El Prosperteer se elevó a sacudidas, unos pocos metros cada vez, hasta que por fin se niveló a una altura segura. Los hombres de tierra observaron inmóviles hasta que el dirigible se convirtió en una pequeña mancha oscura sobre el horizonte. Y siguieron allí cuando se hubo perdido de vista, instintivamente silenciosos, sintiendo miedo en el fondo de sus corazones. Hoy no habría partido de balonvolea. Subieron todos al camión de mantenimiento, sobrecargando el sistema de acondicionamiento de aire y apiñándose alrededor de la radio.

El primer mensaje llegó a las siete. Pitt explicó el motivo de la accidentada elevación. Jessie no había compensado lo bastante la falta de fuerza de sustentación ocasionada por el peso de Giordino y Gunn a bordo.

Desde entonces hasta las catorce, Pitt mantuvo abierta la frecuencia y sostuvo un diálogo fluido, comparando sus observaciones con las que habían sido transmitidas durante el vuelo de LeBaron.

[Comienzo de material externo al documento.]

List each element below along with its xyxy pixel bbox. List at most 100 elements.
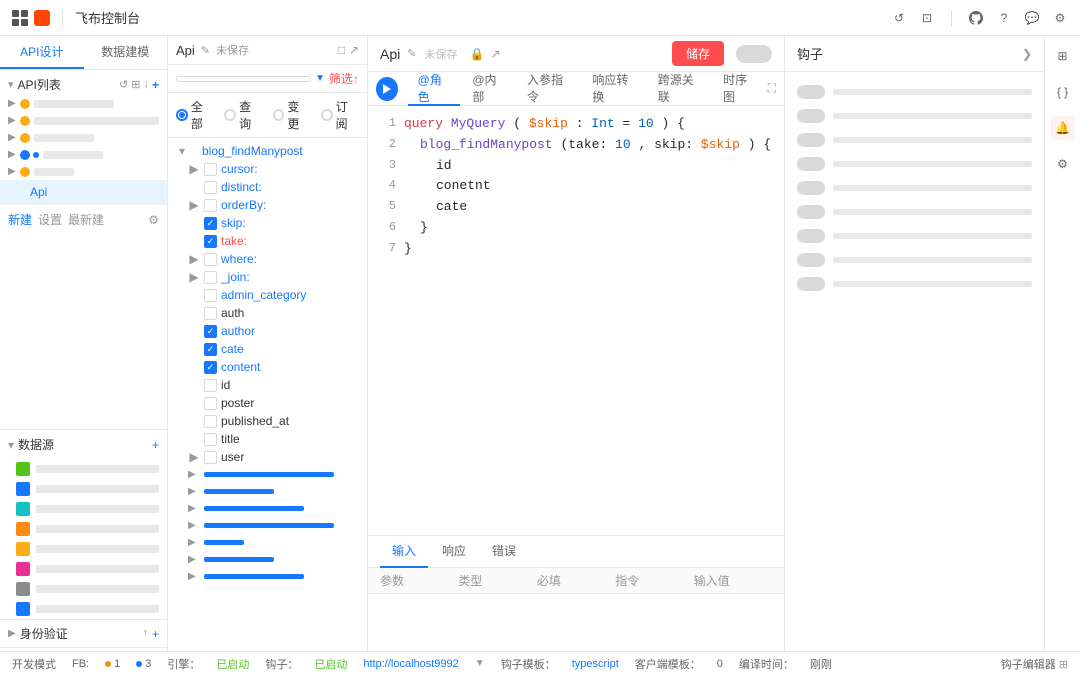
chat-icon[interactable]: 💬 xyxy=(1024,10,1040,26)
field-author[interactable]: ▶ author xyxy=(168,322,367,340)
ds-item-7[interactable] xyxy=(0,579,167,599)
hook-toggle[interactable] xyxy=(797,253,825,267)
datasource-header[interactable]: ▾ 数据源 + xyxy=(0,430,167,459)
field-admin[interactable]: ▶ admin_category xyxy=(168,286,367,304)
auth-add-icon[interactable]: + xyxy=(152,627,159,641)
ds-item-5[interactable] xyxy=(0,539,167,559)
where-checkbox[interactable] xyxy=(204,253,217,266)
field-where[interactable]: ▶ where: xyxy=(168,250,367,268)
save-button[interactable]: 储存 xyxy=(672,41,724,66)
field-skip[interactable]: ▶ skip: xyxy=(168,214,367,232)
share-icon[interactable]: ↗ xyxy=(490,47,500,61)
api-tree-item-4[interactable]: ▶ xyxy=(0,146,167,163)
api-active-label[interactable]: Api xyxy=(22,183,55,201)
auth-upload-icon[interactable]: ↑ xyxy=(142,627,148,641)
user-checkbox[interactable] xyxy=(204,451,217,464)
api-layout-icon[interactable]: ⊞ xyxy=(131,78,140,92)
copy-icon[interactable]: □ xyxy=(338,43,345,57)
radio-subscription[interactable]: 订阅 xyxy=(321,98,359,132)
take-checkbox[interactable] xyxy=(204,235,217,248)
radio-mutation[interactable]: 变更 xyxy=(273,98,311,132)
field-published-at[interactable]: ▶ published_at xyxy=(168,412,367,430)
new-link[interactable]: 新建 xyxy=(8,211,32,228)
hooks-chevron-icon[interactable]: ❯ xyxy=(1022,47,1032,61)
field-take[interactable]: ▶ take: xyxy=(168,232,367,250)
share-icon[interactable]: ↗ xyxy=(349,43,359,57)
join-expand[interactable]: ▶ xyxy=(188,271,200,283)
github-icon[interactable] xyxy=(968,10,984,26)
hook-toggle[interactable] xyxy=(797,109,825,123)
screenshot-icon[interactable]: ⊡ xyxy=(919,10,935,26)
hook-url[interactable]: http://localhost9992 xyxy=(363,658,458,670)
filter-button[interactable]: 筛选↑ xyxy=(329,70,359,87)
tab-sequence[interactable]: 时序图 xyxy=(713,72,766,106)
id-checkbox[interactable] xyxy=(204,379,217,392)
pencil-icon[interactable]: ✎ xyxy=(201,44,210,57)
api-tree-item-5[interactable]: ▶ xyxy=(0,163,167,180)
panel-gear-icon[interactable]: ⚙ xyxy=(1051,152,1075,176)
toggle-switch[interactable] xyxy=(736,45,772,63)
orderby-checkbox[interactable] xyxy=(204,199,217,212)
api-tree-item-3[interactable]: ▶ xyxy=(0,129,167,146)
auth-checkbox[interactable] xyxy=(204,307,217,320)
field-root[interactable]: ▾ blog_findManypost xyxy=(168,142,367,160)
skip-checkbox[interactable] xyxy=(204,217,217,230)
orderby-expand[interactable]: ▶ xyxy=(188,199,200,211)
field-poster[interactable]: ▶ poster xyxy=(168,394,367,412)
radio-all[interactable]: 全部 xyxy=(176,98,214,132)
published-checkbox[interactable] xyxy=(204,415,217,428)
field-cate[interactable]: ▶ cate xyxy=(168,340,367,358)
cursor-checkbox[interactable] xyxy=(204,163,217,176)
cate-checkbox[interactable] xyxy=(204,343,217,356)
admin-checkbox[interactable] xyxy=(204,289,217,302)
ds-item-8[interactable] xyxy=(0,599,167,619)
tab-internal[interactable]: @内部 xyxy=(462,72,515,106)
panel-bell-icon[interactable]: 🔔 xyxy=(1051,116,1075,140)
expand-icon[interactable]: ⛶ xyxy=(768,81,776,96)
auth-header[interactable]: ▶ 身份验证 ↑ + xyxy=(0,620,167,647)
field-join[interactable]: ▶ _join: xyxy=(168,268,367,286)
lock-icon[interactable]: 🔒 xyxy=(469,47,484,61)
field-user[interactable]: ▶ user xyxy=(168,448,367,466)
poster-checkbox[interactable] xyxy=(204,397,217,410)
hook-toggle[interactable] xyxy=(797,133,825,147)
hook-toggle[interactable] xyxy=(797,229,825,243)
api-item-active[interactable]: Api xyxy=(0,180,167,204)
panel-code-icon[interactable]: { } xyxy=(1051,80,1075,104)
field-distinct[interactable]: ▶ distinct: xyxy=(168,178,367,196)
title-checkbox[interactable] xyxy=(204,433,217,446)
api-tree-item-2[interactable]: ▶ xyxy=(0,112,167,129)
content-checkbox[interactable] xyxy=(204,361,217,374)
field-auth[interactable]: ▶ auth xyxy=(168,304,367,322)
api-tree-item-1[interactable]: ▶ xyxy=(0,95,167,112)
bottom-tab-response[interactable]: 响应 xyxy=(430,536,478,568)
dropdown-arrow[interactable]: ▼ xyxy=(475,658,485,669)
tab-data-modeling[interactable]: 数据建模 xyxy=(84,36,168,69)
tab-role[interactable]: @角色 xyxy=(408,72,461,106)
panel-toggle-icon[interactable]: ⊞ xyxy=(1051,44,1075,68)
ds-item-6[interactable] xyxy=(0,559,167,579)
field-id[interactable]: ▶ id xyxy=(168,376,367,394)
api-download-icon[interactable]: ↓ xyxy=(143,78,149,92)
hook-toggle[interactable] xyxy=(797,205,825,219)
tab-response-transform[interactable]: 响应转换 xyxy=(582,72,645,106)
tab-api-design[interactable]: API设计 xyxy=(0,36,84,69)
code-editor[interactable]: 1 query MyQuery ( $skip : Int = 10 ) { 2… xyxy=(368,106,784,535)
author-checkbox[interactable] xyxy=(204,325,217,338)
field-content[interactable]: ▶ content xyxy=(168,358,367,376)
hook-toggle[interactable] xyxy=(797,181,825,195)
tab-cross-source[interactable]: 跨源关联 xyxy=(648,72,711,106)
ds-item-3[interactable] xyxy=(0,499,167,519)
hook-template-value[interactable]: typescript xyxy=(572,658,619,670)
hook-toggle[interactable] xyxy=(797,277,825,291)
gear-icon[interactable]: ⚙ xyxy=(148,213,159,227)
ds-item-1[interactable] xyxy=(0,459,167,479)
hook-editor-link[interactable]: 钩子编辑器 ⊞ xyxy=(1001,656,1068,672)
ds-add-icon[interactable]: + xyxy=(152,438,159,452)
edit-icon[interactable]: ✎ xyxy=(407,47,416,60)
join-checkbox[interactable] xyxy=(204,271,217,284)
hook-toggle[interactable] xyxy=(797,85,825,99)
api-refresh-icon[interactable]: ↺ xyxy=(119,78,128,92)
expand-icon[interactable]: ▾ xyxy=(176,145,188,157)
ds-item-2[interactable] xyxy=(0,479,167,499)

El jefe del personal de tierra levantó el micrófono.

– Prosperteer, aquí la casa de la Abuela. Cambio.

– Adelante, Abuela.

– Puede darme su última posición satélite V1KOR.

– Roger. Lectura VIKOR H3608 por T8090.

El jefe comprobó rápidamente la posición en una carta.

– Prosperteer, parece que van bien. Les sitúa a cinco millas al sur de Guinchos Cay, en el Bahama Bank. Cambio.

– Yo leo lo mismo, Abuela.

– ¿Cómo están los vientos?

– A juzgar por las crestas de las olas, yo diría que han subido a fuerza 6 en la escala de Beaufort.

– Escuche, Prosperteer. La Guardia Costera ha emitido un nuevo boletín sobre Evita. Ha doblado la velocidad y girado hacia el este. Hay alarma de huracán en todas las Bahamas del sur. Si sigue el curso actual, llegará a la costa oriental de Cuba esta tarde. Repito: Evita ha girado al este y avanza en su dirección. Den por acabado su trabajo y vuelvan rápidamente a casa.

– Lo haremos, Abuela. Ponemos rumbo a los Cayos.

Pitt guardó silencio durante la media hora siguiente. A las catorce treinta y cinco, el jefe del personal de tierra llamó de nuevo:

– Responda, Prosperteer. Aquí la casa de la Abuela. ¿Me reciben?

Nada.

El aire sofocante del interior del camión pareció enfriarse súbitamente, cuando la aprensión y el miedo asaltaron al personal. Los segundos se hicieron eternos, convirtiéndose en minutos, mientras el jefe trataba desesperadamente de comunicar con el dirigible.